Im looking to understand how to bound the following. Let $S\subseteq \{0,1\}^n$ be an arbitrary subset of the Boolean cube. What is the largest $|S|$ such that for every $x,y\in S$, we have that $d(x,y)\geq n\cdot \delta$ (for arbitrary ranges of $\alpha$), where $d(x,y)=\sum_i [x_i\neq y_i]$.
Plotkin bound seems to give something for $S$ which is a linear code (also it applies only for restricted ranges of distance, not generically for all $\delta$), but apart from that, i dont see what else bounds we have.
Well, this is the general coding theory problem and doesn't have a closed form solution, though some bounds do exist.
By the way your arbitrary subset $S$ is a code, though not necessarily linear. So the Plotkin bound applies.

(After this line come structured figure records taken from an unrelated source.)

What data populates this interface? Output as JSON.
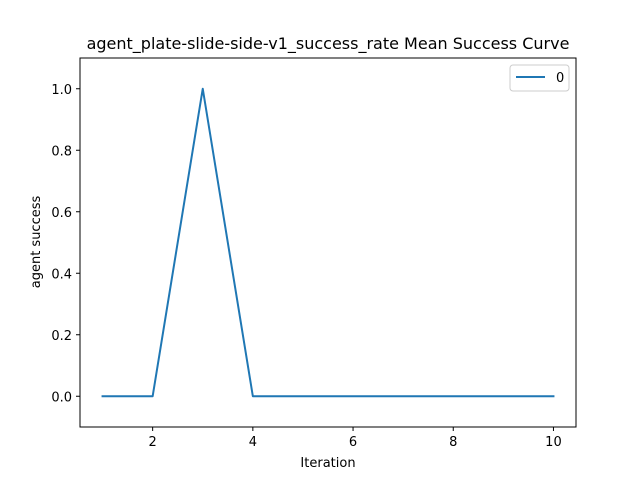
{
  "chart_data": {
    "type": "line",
    "title": "agent_plate-slide-side-v1_success_rate Mean Success Curve",
    "xlabel": "Iteration",
    "ylabel": "agent success",
    "x": [
      1,
      2,
      3,
      4,
      5,
      6,
      7,
      8,
      9,
      10
    ],
    "series": [
      {
        "name": "0",
        "values": [
          0,
          0,
          1,
          0,
          0,
          0,
          0,
          0,
          0,
          0
        ],
        "color": "#1f77b4"
      }
    ],
    "xlim": [
      0.55,
      10.45
    ],
    "ylim": [
      -0.1,
      1.1
    ],
    "xticks": [
      2,
      4,
      6,
      8,
      10
    ],
    "yticks": [
      0.0,
      0.2,
      0.4,
      0.6,
      0.8,
      1.0
    ],
    "xtick_labels": [
      "2",
      "4",
      "6",
      "8",
      "10"
    ],
    "ytick_labels": [
      "0.0",
      "0.2",
      "0.4",
      "0.6",
      "0.8",
      "1.0"
    ],
    "legend": {
      "placement": "top-right",
      "entries": [
        "0"
      ]
    },
    "grid": false
  }
}
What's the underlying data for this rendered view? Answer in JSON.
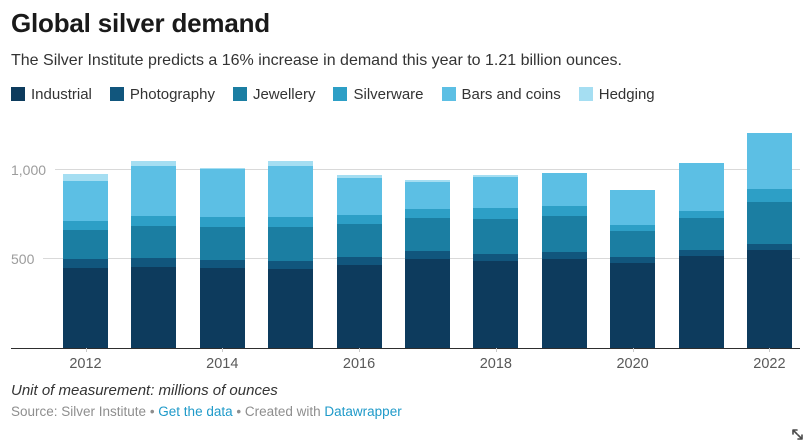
{
  "header": {
    "title": "Global silver demand",
    "subtitle": "The Silver Institute predicts a 16% increase in demand this year to 1.21 billion ounces."
  },
  "chart_data": {
    "type": "bar",
    "stacked": true,
    "title": "Global silver demand",
    "unit": "millions of ounces",
    "categories": [
      "2012",
      "2013",
      "2014",
      "2015",
      "2016",
      "2017",
      "2018",
      "2019",
      "2020",
      "2021",
      "2022"
    ],
    "series": [
      {
        "name": "Industrial",
        "color": "#0d3b5d",
        "values": [
          450,
          455,
          445,
          440,
          465,
          500,
          485,
          500,
          475,
          515,
          550
        ]
      },
      {
        "name": "Photography",
        "color": "#11567d",
        "values": [
          50,
          50,
          48,
          46,
          44,
          42,
          40,
          38,
          32,
          32,
          32
        ]
      },
      {
        "name": "Jewellery",
        "color": "#1b7ea2",
        "values": [
          160,
          180,
          185,
          190,
          185,
          185,
          200,
          200,
          150,
          180,
          235
        ]
      },
      {
        "name": "Silverware",
        "color": "#2d9fc6",
        "values": [
          50,
          55,
          55,
          57,
          52,
          55,
          60,
          60,
          32,
          40,
          73
        ]
      },
      {
        "name": "Bars and coins",
        "color": "#5cbfe4",
        "values": [
          230,
          280,
          270,
          290,
          210,
          150,
          175,
          185,
          200,
          275,
          320
        ]
      },
      {
        "name": "Hedging",
        "color": "#a5def2",
        "values": [
          35,
          30,
          10,
          25,
          15,
          10,
          10,
          0,
          0,
          0,
          0
        ]
      }
    ],
    "totals": [
      975,
      1050,
      1013,
      1048,
      971,
      942,
      970,
      983,
      889,
      1042,
      1210
    ],
    "ylim": [
      0,
      1250
    ],
    "yticks": [
      500,
      1000
    ],
    "ytick_labels": [
      "500",
      "1,000"
    ],
    "xtick_every": 2,
    "grid": "horizontal",
    "legend_position": "top"
  },
  "footer": {
    "note": "Unit of measurement: millions of ounces",
    "source_text": "Source: Silver Institute",
    "sep": " • ",
    "get_data_label": "Get the data",
    "created_with": "Created with",
    "datawrapper_label": "Datawrapper"
  },
  "colors": {
    "link_blue": "#1f9ac9",
    "gridline": "#d9d9d9",
    "baseline": "#2e2e2e",
    "y_axis_label": "#9c9c9c",
    "x_axis_label": "#595959"
  }
}
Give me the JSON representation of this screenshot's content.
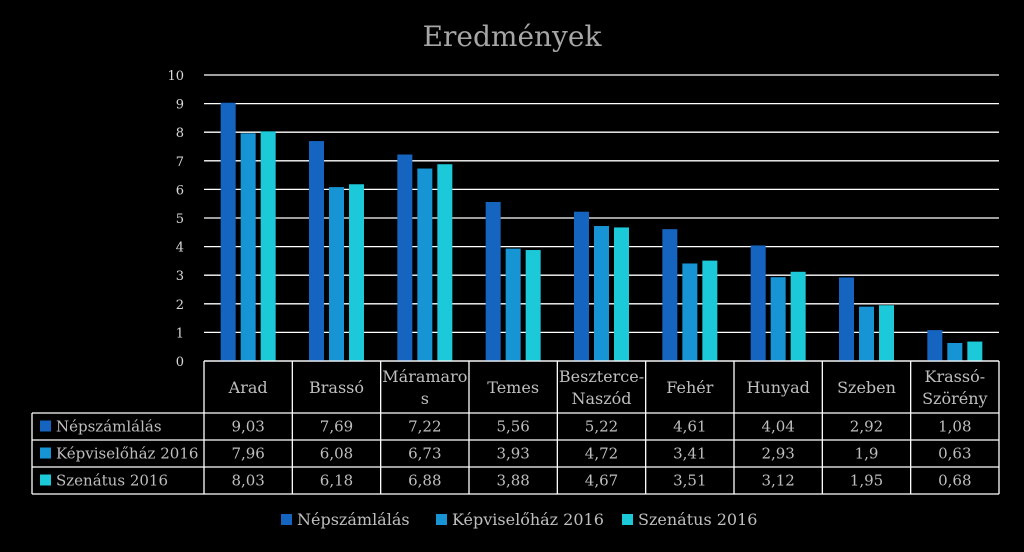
{
  "chart_data": {
    "type": "bar",
    "title": "Eredmények",
    "ylim": [
      0,
      10
    ],
    "yticks": [
      "0",
      "1",
      "2",
      "3",
      "4",
      "5",
      "6",
      "7",
      "8",
      "9",
      "10"
    ],
    "categories": [
      [
        "Arad"
      ],
      [
        "Brassó"
      ],
      [
        "Máramaro",
        "s"
      ],
      [
        "Temes"
      ],
      [
        "Beszterce-",
        "Naszód"
      ],
      [
        "Fehér"
      ],
      [
        "Hunyad"
      ],
      [
        "Szeben"
      ],
      [
        "Krassó-",
        "Szörény"
      ]
    ],
    "series": [
      {
        "name": "Népszámlálás",
        "color": "#1565c0",
        "values": [
          9.03,
          7.69,
          7.22,
          5.56,
          5.22,
          4.61,
          4.04,
          2.92,
          1.08
        ],
        "labels": [
          "9,03",
          "7,69",
          "7,22",
          "5,56",
          "5,22",
          "4,61",
          "4,04",
          "2,92",
          "1,08"
        ]
      },
      {
        "name": "Képviselőház 2016",
        "color": "#1694d4",
        "values": [
          7.96,
          6.08,
          6.73,
          3.93,
          4.72,
          3.41,
          2.93,
          1.9,
          0.63
        ],
        "labels": [
          "7,96",
          "6,08",
          "6,73",
          "3,93",
          "4,72",
          "3,41",
          "2,93",
          "1,9",
          "0,63"
        ]
      },
      {
        "name": "Szenátus 2016",
        "color": "#1cc9d8",
        "values": [
          8.03,
          6.18,
          6.88,
          3.88,
          4.67,
          3.51,
          3.12,
          1.95,
          0.68
        ],
        "labels": [
          "8,03",
          "6,18",
          "6,88",
          "3,88",
          "4,67",
          "3,51",
          "3,12",
          "1,95",
          "0,68"
        ]
      }
    ],
    "grid": true,
    "data_table": true,
    "legend_position": "bottom"
  }
}
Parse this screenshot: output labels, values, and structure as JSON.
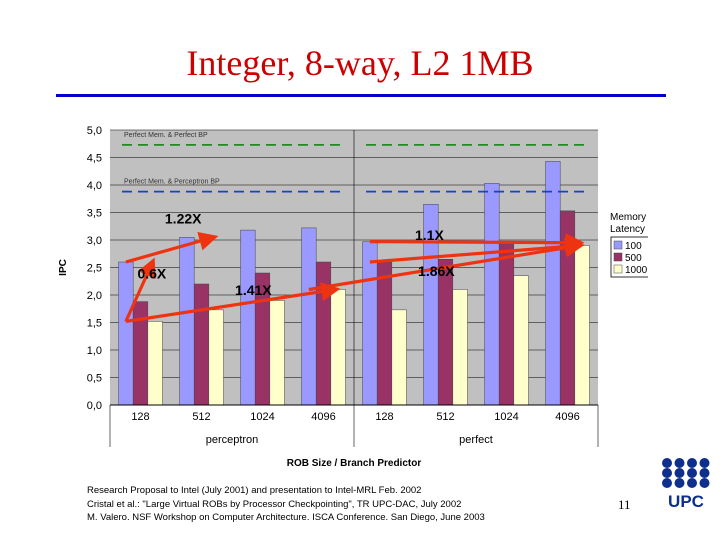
{
  "slide": {
    "title": "Integer, 8-way, L2 1MB",
    "footer_lines": [
      "Research Proposal to Intel (July 2001) and presentation to Intel-MRL Feb. 2002",
      "Cristal et al.: \"Large Virtual ROBs by Processor Checkpointing\", TR UPC-DAC, July 2002",
      "M. Valero. NSF Workshop on Computer Architecture. ISCA Conference. San Diego, June 2003"
    ],
    "page_number": "11",
    "logo_text": "UPC"
  },
  "chart_data": {
    "type": "bar",
    "ylabel": "IPC",
    "xlabel": "ROB Size / Branch Predictor",
    "ylim": [
      0,
      5
    ],
    "yticks": [
      "0,0",
      "0,5",
      "1,0",
      "1,5",
      "2,0",
      "2,5",
      "3,0",
      "3,5",
      "4,0",
      "4,5",
      "5,0"
    ],
    "grid": true,
    "categories": [
      "128",
      "512",
      "1024",
      "4096",
      "128",
      "512",
      "1024",
      "4096"
    ],
    "groups": [
      {
        "label": "perceptron",
        "start": 0,
        "end": 3
      },
      {
        "label": "perfect",
        "start": 4,
        "end": 7
      }
    ],
    "legend": {
      "title_line1": "Memory",
      "title_line2": "Latency",
      "placement": "right"
    },
    "series": [
      {
        "name": "100",
        "color": "#9999ff",
        "values": [
          2.6,
          3.05,
          3.18,
          3.22,
          2.97,
          3.65,
          4.03,
          4.43
        ]
      },
      {
        "name": "500",
        "color": "#993366",
        "values": [
          1.88,
          2.2,
          2.4,
          2.6,
          2.6,
          2.65,
          2.93,
          3.53
        ]
      },
      {
        "name": "1000",
        "color": "#ffffcc",
        "values": [
          1.52,
          1.73,
          1.9,
          2.1,
          1.73,
          2.1,
          2.35,
          2.9
        ]
      }
    ],
    "reference_lines": [
      {
        "label": "Perfect Mem. & Perfect BP",
        "value": 4.73,
        "color": "#228b22",
        "dash": true
      },
      {
        "label": "Perfect Mem. & Perceptron BP",
        "value": 3.88,
        "color": "#1a3fcc",
        "dash": true
      }
    ],
    "annotations": [
      {
        "text": "1.22X",
        "x": 0.4,
        "y": 3.3
      },
      {
        "text": "0.6X",
        "x": -0.05,
        "y": 2.3
      },
      {
        "text": "1.41X",
        "x": 1.55,
        "y": 2.0
      },
      {
        "text": "1.1X",
        "x": 4.5,
        "y": 3.0
      },
      {
        "text": "1.86X",
        "x": 4.55,
        "y": 2.35
      }
    ],
    "arrows": [
      {
        "from": [
          0,
          1.52
        ],
        "to": [
          0,
          2.6
        ]
      },
      {
        "from": [
          0,
          2.6
        ],
        "to": [
          1,
          3.05
        ]
      },
      {
        "from": [
          0,
          1.52
        ],
        "to": [
          3,
          2.1
        ]
      },
      {
        "from": [
          3,
          2.1
        ],
        "to": [
          7,
          2.9
        ]
      },
      {
        "from": [
          4,
          2.97
        ],
        "to": [
          7,
          2.95
        ]
      },
      {
        "from": [
          4,
          2.6
        ],
        "to": [
          7,
          2.9
        ]
      }
    ],
    "arrow_color": "#ee3311"
  }
}
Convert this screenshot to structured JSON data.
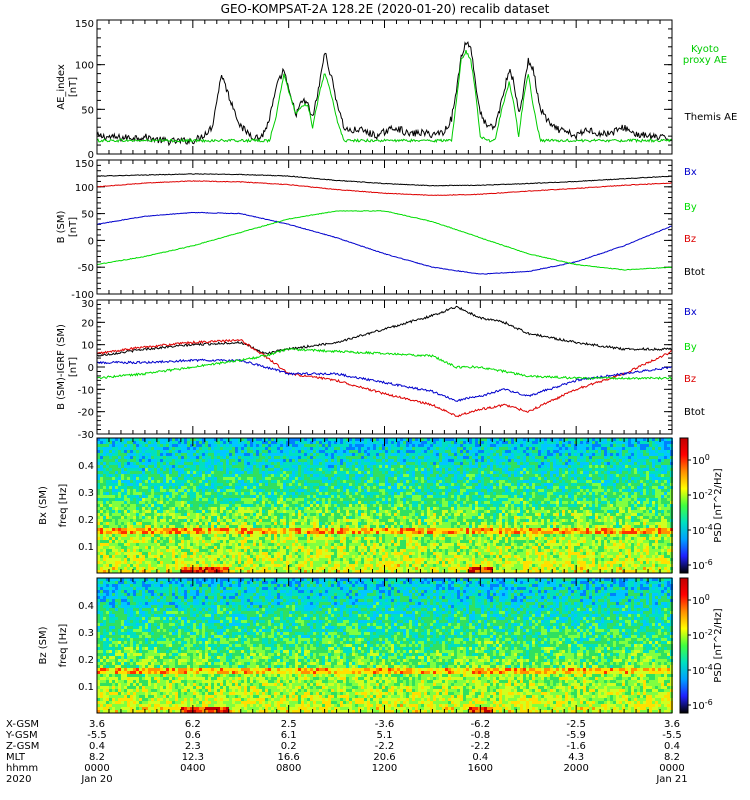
{
  "title": "GEO-KOMPSAT-2A 128.2E (2020-01-20) recalib dataset",
  "colors": {
    "bx": "#0000cc",
    "by": "#00dd00",
    "bz": "#dd0000",
    "btot": "#000000",
    "kyoto": "#00cc00"
  },
  "time_ticks": [
    "0000",
    "0400",
    "0800",
    "1200",
    "1600",
    "2000",
    "0000"
  ],
  "chart_data": [
    {
      "type": "line",
      "name": "ae-index",
      "ylabel": "AE_index",
      "yunit": "[nT]",
      "ylim": [
        0,
        150
      ],
      "yticks": [
        0,
        50,
        100,
        150
      ],
      "legend": [
        {
          "label": "Kyoto",
          "color": "#00cc00"
        },
        {
          "label": "proxy AE",
          "color": "#00cc00"
        },
        {
          "label": "Themis AE",
          "color": "#000000"
        }
      ],
      "x_hours": [
        0,
        1,
        2,
        2.5,
        3,
        4,
        4.3,
        4.8,
        5,
        5.2,
        5.5,
        5.8,
        6,
        6.5,
        6.8,
        7,
        7.2,
        7.5,
        7.8,
        8,
        8.3,
        8.6,
        8.8,
        9,
        9.3,
        9.5,
        9.7,
        10,
        10.3,
        10.6,
        10.9,
        11.2,
        11.5,
        11.8,
        12,
        12.5,
        13,
        13.5,
        14,
        14.5,
        14.8,
        15,
        15.2,
        15.4,
        15.6,
        15.8,
        16,
        16.3,
        16.6,
        16.9,
        17.2,
        17.4,
        17.6,
        17.8,
        18,
        18.2,
        18.5,
        19,
        19.5,
        20,
        20.5,
        21,
        21.5,
        22,
        22.5,
        23,
        23.5,
        24
      ],
      "series": [
        {
          "name": "Themis AE",
          "color": "#000000",
          "values": [
            20,
            18,
            19,
            16,
            14,
            15,
            18,
            30,
            60,
            90,
            65,
            45,
            30,
            20,
            18,
            25,
            40,
            75,
            95,
            70,
            45,
            60,
            55,
            40,
            80,
            115,
            95,
            60,
            30,
            25,
            28,
            25,
            22,
            20,
            25,
            30,
            22,
            24,
            22,
            25,
            40,
            70,
            110,
            125,
            120,
            80,
            45,
            30,
            30,
            60,
            95,
            80,
            45,
            70,
            105,
            95,
            50,
            30,
            25,
            20,
            28,
            22,
            24,
            30,
            22,
            20,
            18,
            17
          ]
        },
        {
          "name": "Kyoto proxy AE",
          "color": "#00cc00",
          "values": [
            15,
            15,
            15,
            15,
            15,
            15,
            15,
            15,
            15,
            15,
            15,
            15,
            15,
            15,
            15,
            15,
            15,
            45,
            90,
            70,
            45,
            55,
            55,
            30,
            70,
            90,
            75,
            40,
            15,
            15,
            15,
            15,
            15,
            15,
            15,
            15,
            15,
            15,
            15,
            15,
            15,
            60,
            105,
            115,
            105,
            70,
            20,
            15,
            15,
            50,
            80,
            55,
            20,
            60,
            90,
            55,
            15,
            15,
            15,
            15,
            15,
            15,
            15,
            15,
            15,
            15,
            15,
            15
          ]
        }
      ]
    },
    {
      "type": "line",
      "name": "b-sm",
      "ylabel": "B (SM)",
      "yunit": "[nT]",
      "ylim": [
        -100,
        150
      ],
      "yticks": [
        -100,
        -50,
        0,
        50,
        100,
        150
      ],
      "legend": [
        {
          "label": "Bx",
          "color": "#0000cc"
        },
        {
          "label": "By",
          "color": "#00dd00"
        },
        {
          "label": "Bz",
          "color": "#dd0000"
        },
        {
          "label": "Btot",
          "color": "#000000"
        }
      ],
      "x_hours": [
        0,
        2,
        4,
        6,
        8,
        10,
        12,
        14,
        16,
        18,
        20,
        22,
        24
      ],
      "series": [
        {
          "name": "Btot",
          "color": "#000000",
          "values": [
            120,
            122,
            124,
            123,
            120,
            112,
            106,
            102,
            103,
            106,
            110,
            115,
            120
          ]
        },
        {
          "name": "Bz",
          "color": "#dd0000",
          "values": [
            100,
            107,
            111,
            109,
            104,
            95,
            88,
            84,
            86,
            92,
            97,
            103,
            107
          ]
        },
        {
          "name": "Bx",
          "color": "#0000cc",
          "values": [
            30,
            45,
            52,
            50,
            30,
            5,
            -25,
            -50,
            -63,
            -58,
            -40,
            -10,
            27
          ]
        },
        {
          "name": "By",
          "color": "#00dd00",
          "values": [
            -45,
            -30,
            -10,
            15,
            40,
            55,
            55,
            35,
            5,
            -25,
            -45,
            -55,
            -50
          ]
        }
      ]
    },
    {
      "type": "line",
      "name": "b-minus-igrf",
      "ylabel": "B (SM)-IGRF (SM)",
      "yunit": "[nT]",
      "ylim": [
        -30,
        30
      ],
      "yticks": [
        -30,
        -20,
        -10,
        0,
        10,
        20,
        30
      ],
      "legend": [
        {
          "label": "Bx",
          "color": "#0000cc"
        },
        {
          "label": "By",
          "color": "#00dd00"
        },
        {
          "label": "Bz",
          "color": "#dd0000"
        },
        {
          "label": "Btot",
          "color": "#000000"
        }
      ],
      "x_hours": [
        0,
        2,
        4,
        6,
        7,
        8,
        10,
        12,
        14,
        15,
        16,
        17,
        18,
        20,
        22,
        24
      ],
      "series": [
        {
          "name": "Btot",
          "color": "#000000",
          "values": [
            5,
            8,
            10,
            11,
            6,
            8,
            11,
            17,
            23,
            27,
            22,
            20,
            15,
            11,
            8,
            8
          ]
        },
        {
          "name": "Bz",
          "color": "#dd0000",
          "values": [
            6,
            9,
            11,
            12,
            5,
            -3,
            -6,
            -12,
            -17,
            -22,
            -19,
            -17,
            -20,
            -10,
            -3,
            7
          ]
        },
        {
          "name": "Bx",
          "color": "#0000cc",
          "values": [
            2,
            2,
            3,
            3,
            0,
            -3,
            -3,
            -7,
            -11,
            -15,
            -13,
            -10,
            -13,
            -6,
            -3,
            0
          ]
        },
        {
          "name": "By",
          "color": "#00dd00",
          "values": [
            -5,
            -3,
            0,
            3,
            5,
            8,
            7,
            6,
            5,
            0,
            0,
            -2,
            -4,
            -5,
            -5,
            -5
          ]
        }
      ]
    },
    {
      "type": "heatmap",
      "name": "bx-spectrogram",
      "ylabel": "Bx (SM)",
      "yaxis": "freq [Hz]",
      "ylim": [
        0,
        0.5
      ],
      "yticks": [
        0.1,
        0.2,
        0.3,
        0.4
      ],
      "colorbar_label": "PSD [nT^2/Hz]",
      "colorbar_ticks": [
        "10^0",
        "10^-2",
        "10^-4",
        "10^-6"
      ],
      "noise_line_hz": 0.165
    },
    {
      "type": "heatmap",
      "name": "bz-spectrogram",
      "ylabel": "Bz (SM)",
      "yaxis": "freq [Hz]",
      "ylim": [
        0,
        0.5
      ],
      "yticks": [
        0.1,
        0.2,
        0.3,
        0.4
      ],
      "colorbar_label": "PSD [nT^2/Hz]",
      "colorbar_ticks": [
        "10^0",
        "10^-2",
        "10^-4",
        "10^-6"
      ],
      "noise_line_hz": 0.165
    }
  ],
  "ephemeris": {
    "rows": [
      {
        "label": "X-GSM",
        "values": [
          "3.6",
          "6.2",
          "2.5",
          "-3.6",
          "-6.2",
          "-2.5",
          "3.6"
        ]
      },
      {
        "label": "Y-GSM",
        "values": [
          "-5.5",
          "0.6",
          "6.1",
          "5.1",
          "-0.8",
          "-5.9",
          "-5.5"
        ]
      },
      {
        "label": "Z-GSM",
        "values": [
          "0.4",
          "2.3",
          "0.2",
          "-2.2",
          "-2.2",
          "-1.6",
          "0.4"
        ]
      },
      {
        "label": "MLT",
        "values": [
          "8.2",
          "12.3",
          "16.6",
          "20.6",
          "0.4",
          "4.3",
          "8.2"
        ]
      },
      {
        "label": "hhmm",
        "values": [
          "0000",
          "0400",
          "0800",
          "1200",
          "1600",
          "2000",
          "0000"
        ]
      },
      {
        "label": "2020",
        "values": [
          "Jan 20",
          "",
          "",
          "",
          "",
          "",
          "Jan 21"
        ]
      }
    ]
  }
}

A subset $S$ which is a subspace of $\mathbb{F}_2^n$ is a binary linear code. The best upper bound will depend on $\alpha$ and also whether you are interested in asymptotics.
There is a nice short chapter describing what is known here. The quantity $\alpha_2(x)$ is what you are interested in. In general unless $\alpha$ is very small the best upper bound is the so-called MRRW (4 Americans) bound of McEliece-Rumsey-Rudemich-Welch obtained by linear programming. Here is a plot from that Chapter, the lower bound there is Gilbert-Varshamov, and all the others are upper bounds.
At low rates, Hamming is the best. The bound is on the exponent therefore it is $$ |S|\leq 2^{\alpha_2(\delta)\cdot n}, $$ as you point out.